- 1Free cash flow = operating cash flow minus capital expenditures
- 2FCF is harder to manipulate than accounting earnings
- 3Positive FCF means a company can fund dividends, buybacks, and growth without external financing
- 4FCF yield (FCF / enterprise value) is one of the best valuation metrics
- 5Our profitability factor incorporates cash-based measures that capture FCF quality
#What Is Free Cash Flow?
Free cash flow (FCF) is the cash a company generates from its core business operations after subtracting the money spent on maintaining and expanding its asset base.
Formula: Free Cash Flow = Operating Cash Flow - Capital Expenditures
Think of it this way: operating cash flow is the cash the business generates from selling products and services. Capital expenditures are what it spends to maintain factories, equipment, and infrastructure. What remains is "free" — available for shareholders.
#Why FCF Matters More Than Earnings
Accounting earnings (net income) can be manipulated through accruals, depreciation methods, and one-time items. Free cash flow is much harder to fake because it measures actual cash movements.
| Metric | Can Be Manipulated? | What It Measures |
|---|---|---|
| Net Income | Yes — through accruals | Accounting profit |
| EBITDA | Somewhat | Pre-depreciation earnings |
| Operating Cash Flow | Difficult | Cash from operations |
| Free Cash Flow | Most difficult | Cash available to shareholders |
#How Companies Use Free Cash Flow
Positive free cash flow gives management four options:
- 1Pay dividends — Return cash directly to shareholders
- 2Buy back shares — Reduce share count, increasing per-share value
- 3Pay down debt — Strengthen the balance sheet
- 4Reinvest in growth — Fund acquisitions or organic expansion
The best capital allocators balance these options based on relative returns.

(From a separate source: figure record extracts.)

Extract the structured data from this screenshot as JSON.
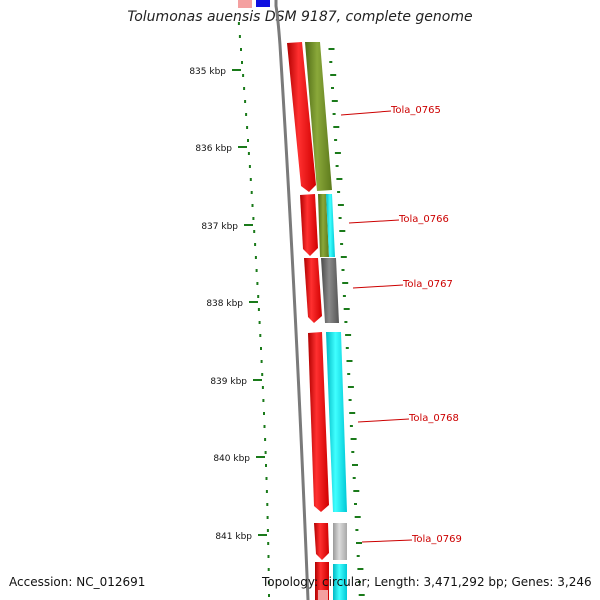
{
  "title": "Tolumonas auensis DSM 9187, complete genome",
  "scale_labels": [
    "835 kbp",
    "836 kbp",
    "837 kbp",
    "838 kbp",
    "839 kbp",
    "840 kbp",
    "841 kbp"
  ],
  "genes": [
    {
      "label": "Tola_0765"
    },
    {
      "label": "Tola_0766"
    },
    {
      "label": "Tola_0767"
    },
    {
      "label": "Tola_0768"
    },
    {
      "label": "Tola_0769"
    }
  ],
  "footer": {
    "accession": "Accession: NC_012691",
    "topology": "Topology: circular; Length: 3,471,292 bp; Genes: 3,246"
  },
  "colors": {
    "red": "#ff1010",
    "olive": "#6b8e23",
    "cyan": "#00e5ee",
    "gray": "#6e6e6e",
    "lightgray": "#bdbdbd",
    "label": "#cc0000",
    "tick": "#1a7a1a"
  }
}
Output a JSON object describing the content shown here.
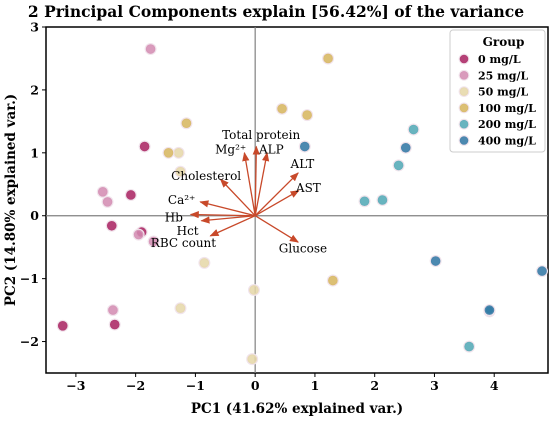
{
  "chart_data": {
    "type": "scatter",
    "title": "2 Principal Components explain [56.42%] of the variance",
    "xlabel": "PC1 (41.62% explained var.)",
    "ylabel": "PC2 (14.80% explained var.)",
    "xlim": [
      -3.5,
      4.9
    ],
    "ylim": [
      -2.5,
      3.0
    ],
    "xticks": [
      -3,
      -2,
      -1,
      0,
      1,
      2,
      3,
      4
    ],
    "yticks": [
      -2,
      -1,
      0,
      1,
      2,
      3
    ],
    "zero_lines": true,
    "legend": {
      "title": "Group",
      "position": "top-right"
    },
    "series": [
      {
        "name": "0 mg/L",
        "color": "#a8205f",
        "points": [
          [
            -3.22,
            -1.75
          ],
          [
            -2.35,
            -1.73
          ],
          [
            -2.4,
            -0.16
          ],
          [
            -2.08,
            0.33
          ],
          [
            -1.9,
            -0.26
          ],
          [
            -1.85,
            1.1
          ]
        ]
      },
      {
        "name": "25 mg/L",
        "color": "#d289b0",
        "points": [
          [
            -1.75,
            2.65
          ],
          [
            -2.47,
            0.22
          ],
          [
            -2.38,
            -1.5
          ],
          [
            -1.7,
            -0.41
          ],
          [
            -1.95,
            -0.3
          ],
          [
            -2.55,
            0.38
          ]
        ]
      },
      {
        "name": "50 mg/L",
        "color": "#e5d7a7",
        "points": [
          [
            -1.25,
            -1.47
          ],
          [
            -0.85,
            -0.75
          ],
          [
            -1.25,
            0.7
          ],
          [
            -1.28,
            1.0
          ],
          [
            -0.02,
            -1.18
          ],
          [
            -0.05,
            -2.28
          ]
        ]
      },
      {
        "name": "100 mg/L",
        "color": "#d6b55c",
        "points": [
          [
            1.22,
            2.5
          ],
          [
            0.45,
            1.7
          ],
          [
            0.87,
            1.6
          ],
          [
            -1.15,
            1.47
          ],
          [
            1.3,
            -1.03
          ],
          [
            -1.45,
            1.0
          ]
        ]
      },
      {
        "name": "200 mg/L",
        "color": "#4ea7b4",
        "points": [
          [
            2.65,
            1.37
          ],
          [
            2.4,
            0.8
          ],
          [
            1.83,
            0.23
          ],
          [
            2.13,
            0.25
          ],
          [
            3.58,
            -2.08
          ],
          [
            3.92,
            -1.52
          ]
        ]
      },
      {
        "name": "400 mg/L",
        "color": "#2d74a2",
        "points": [
          [
            0.83,
            1.1
          ],
          [
            2.52,
            1.08
          ],
          [
            3.02,
            -0.72
          ],
          [
            4.8,
            -0.88
          ],
          [
            3.92,
            -1.5
          ]
        ]
      }
    ],
    "loadings": [
      {
        "name": "Total protein",
        "x": 0.02,
        "y": 1.1,
        "label_x": 0.1,
        "label_y": 1.28
      },
      {
        "name": "Mg²⁺",
        "x": -0.18,
        "y": 1.0,
        "label_x": -0.41,
        "label_y": 1.05
      },
      {
        "name": "ALP",
        "x": 0.2,
        "y": 1.0,
        "label_x": 0.27,
        "label_y": 1.05
      },
      {
        "name": "ALT",
        "x": 0.72,
        "y": 0.68,
        "label_x": 0.79,
        "label_y": 0.82
      },
      {
        "name": "Cholesterol",
        "x": -0.58,
        "y": 0.58,
        "label_x": -0.82,
        "label_y": 0.63
      },
      {
        "name": "AST",
        "x": 0.73,
        "y": 0.4,
        "label_x": 0.89,
        "label_y": 0.44
      },
      {
        "name": "Ca²⁺",
        "x": -0.92,
        "y": 0.22,
        "label_x": -1.23,
        "label_y": 0.25
      },
      {
        "name": "Hb",
        "x": -1.08,
        "y": 0.02,
        "label_x": -1.36,
        "label_y": -0.03
      },
      {
        "name": "Hct",
        "x": -0.9,
        "y": -0.08,
        "label_x": -1.13,
        "label_y": -0.24
      },
      {
        "name": "RBC count",
        "x": -0.75,
        "y": -0.32,
        "label_x": -1.2,
        "label_y": -0.43
      },
      {
        "name": "Glucose",
        "x": 0.72,
        "y": -0.42,
        "label_x": 0.8,
        "label_y": -0.52
      }
    ],
    "loading_color": "#c8492a"
  }
}
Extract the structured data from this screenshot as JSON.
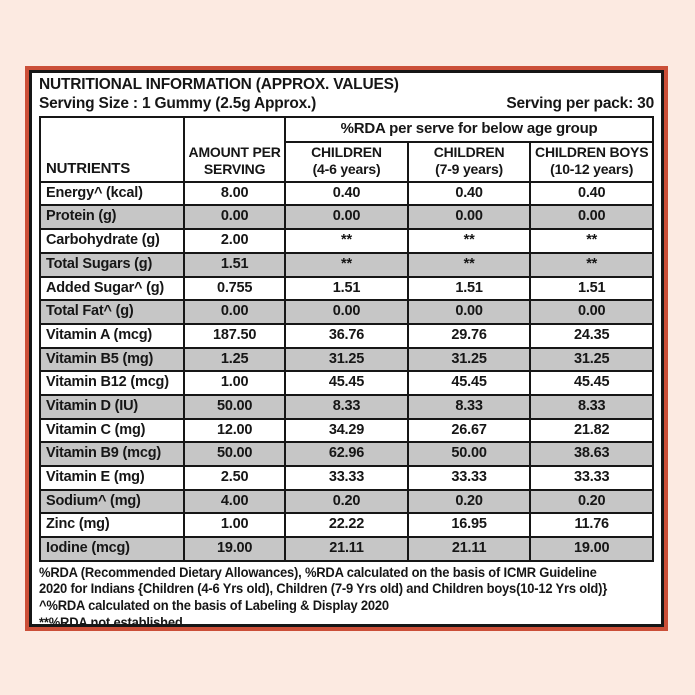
{
  "colors": {
    "background": "#fceae1",
    "frame_border": "#cb4f38",
    "ink": "#161616",
    "alt_row": "#c6c6c6"
  },
  "header": {
    "title": "NUTRITIONAL INFORMATION (APPROX. VALUES)",
    "serving_size": "Serving Size : 1 Gummy (2.5g Approx.)",
    "serving_per_pack": "Serving per pack: 30"
  },
  "table": {
    "rda_group_header": "%RDA per serve for below age group",
    "columns": {
      "nutrients": "NUTRIENTS",
      "amount_line1": "AMOUNT PER",
      "amount_line2": "SERVING",
      "age_groups": [
        {
          "line1": "CHILDREN",
          "line2": "(4-6 years)"
        },
        {
          "line1": "CHILDREN",
          "line2": "(7-9 years)"
        },
        {
          "line1": "CHILDREN BOYS",
          "line2": "(10-12 years)"
        }
      ]
    },
    "rows": [
      {
        "nutrient": "Energy^ (kcal)",
        "values": [
          "8.00",
          "0.40",
          "0.40",
          "0.40"
        ]
      },
      {
        "nutrient": "Protein (g)",
        "values": [
          "0.00",
          "0.00",
          "0.00",
          "0.00"
        ]
      },
      {
        "nutrient": "Carbohydrate (g)",
        "values": [
          "2.00",
          "**",
          "**",
          "**"
        ]
      },
      {
        "nutrient": "Total Sugars (g)",
        "values": [
          "1.51",
          "**",
          "**",
          "**"
        ]
      },
      {
        "nutrient": "Added Sugar^ (g)",
        "values": [
          "0.755",
          "1.51",
          "1.51",
          "1.51"
        ]
      },
      {
        "nutrient": "Total Fat^ (g)",
        "values": [
          "0.00",
          "0.00",
          "0.00",
          "0.00"
        ]
      },
      {
        "nutrient": "Vitamin A (mcg)",
        "values": [
          "187.50",
          "36.76",
          "29.76",
          "24.35"
        ]
      },
      {
        "nutrient": "Vitamin B5 (mg)",
        "values": [
          "1.25",
          "31.25",
          "31.25",
          "31.25"
        ]
      },
      {
        "nutrient": "Vitamin B12 (mcg)",
        "values": [
          "1.00",
          "45.45",
          "45.45",
          "45.45"
        ]
      },
      {
        "nutrient": "Vitamin D (IU)",
        "values": [
          "50.00",
          "8.33",
          "8.33",
          "8.33"
        ]
      },
      {
        "nutrient": "Vitamin C (mg)",
        "values": [
          "12.00",
          "34.29",
          "26.67",
          "21.82"
        ]
      },
      {
        "nutrient": "Vitamin B9 (mcg)",
        "values": [
          "50.00",
          "62.96",
          "50.00",
          "38.63"
        ]
      },
      {
        "nutrient": "Vitamin E (mg)",
        "values": [
          "2.50",
          "33.33",
          "33.33",
          "33.33"
        ]
      },
      {
        "nutrient": "Sodium^ (mg)",
        "values": [
          "4.00",
          "0.20",
          "0.20",
          "0.20"
        ]
      },
      {
        "nutrient": "Zinc (mg)",
        "values": [
          "1.00",
          "22.22",
          "16.95",
          "11.76"
        ]
      },
      {
        "nutrient": "Iodine (mcg)",
        "values": [
          "19.00",
          "21.11",
          "21.11",
          "19.00"
        ]
      }
    ]
  },
  "footnotes": [
    "%RDA (Recommended Dietary Allowances), %RDA calculated on the basis of ICMR Guideline",
    "2020 for Indians {Children (4-6 Yrs old), Children (7-9 Yrs old) and Children boys(10-12 Yrs old)}",
    "^%RDA calculated on the basis of Labeling & Display 2020",
    "**%RDA not established"
  ]
}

#FCF Yield: The Valuation Metric
FCF Yield = Free Cash Flow / Enterprise Value
| FCF Yield | Interpretation |
|---|---|
| Below 2% | Expensive — limited cash return |
| 2-4% | Fair value for growth companies |
| 4-6% | Attractive for quality companies |
| 6-8% | Cheap — if quality supports it |
| Above 8% | Very cheap or potential red flag |
Higher FCF yield means you are paying less for each dollar of cash the company generates.
#FCF Quality Indicators
Not all FCF is created equal:
- Consistency — Steady FCF over multiple years is more reliable than one good year
- Growth — FCF growing faster than revenue suggests improving efficiency
- Conversion — FCF as a percentage of net income above 80% indicates high earnings quality
- Sustainability — FCF that requires minimal capex is more durable than FCF from deferred maintenance
#How Our Model Captures FCF Quality
Our profitability factor uses cash-based operating profitability (following Ball et al., 2016), which closely aligns with free cash flow quality. Companies that generate strong FCF relative to assets score highly on our profitability measure.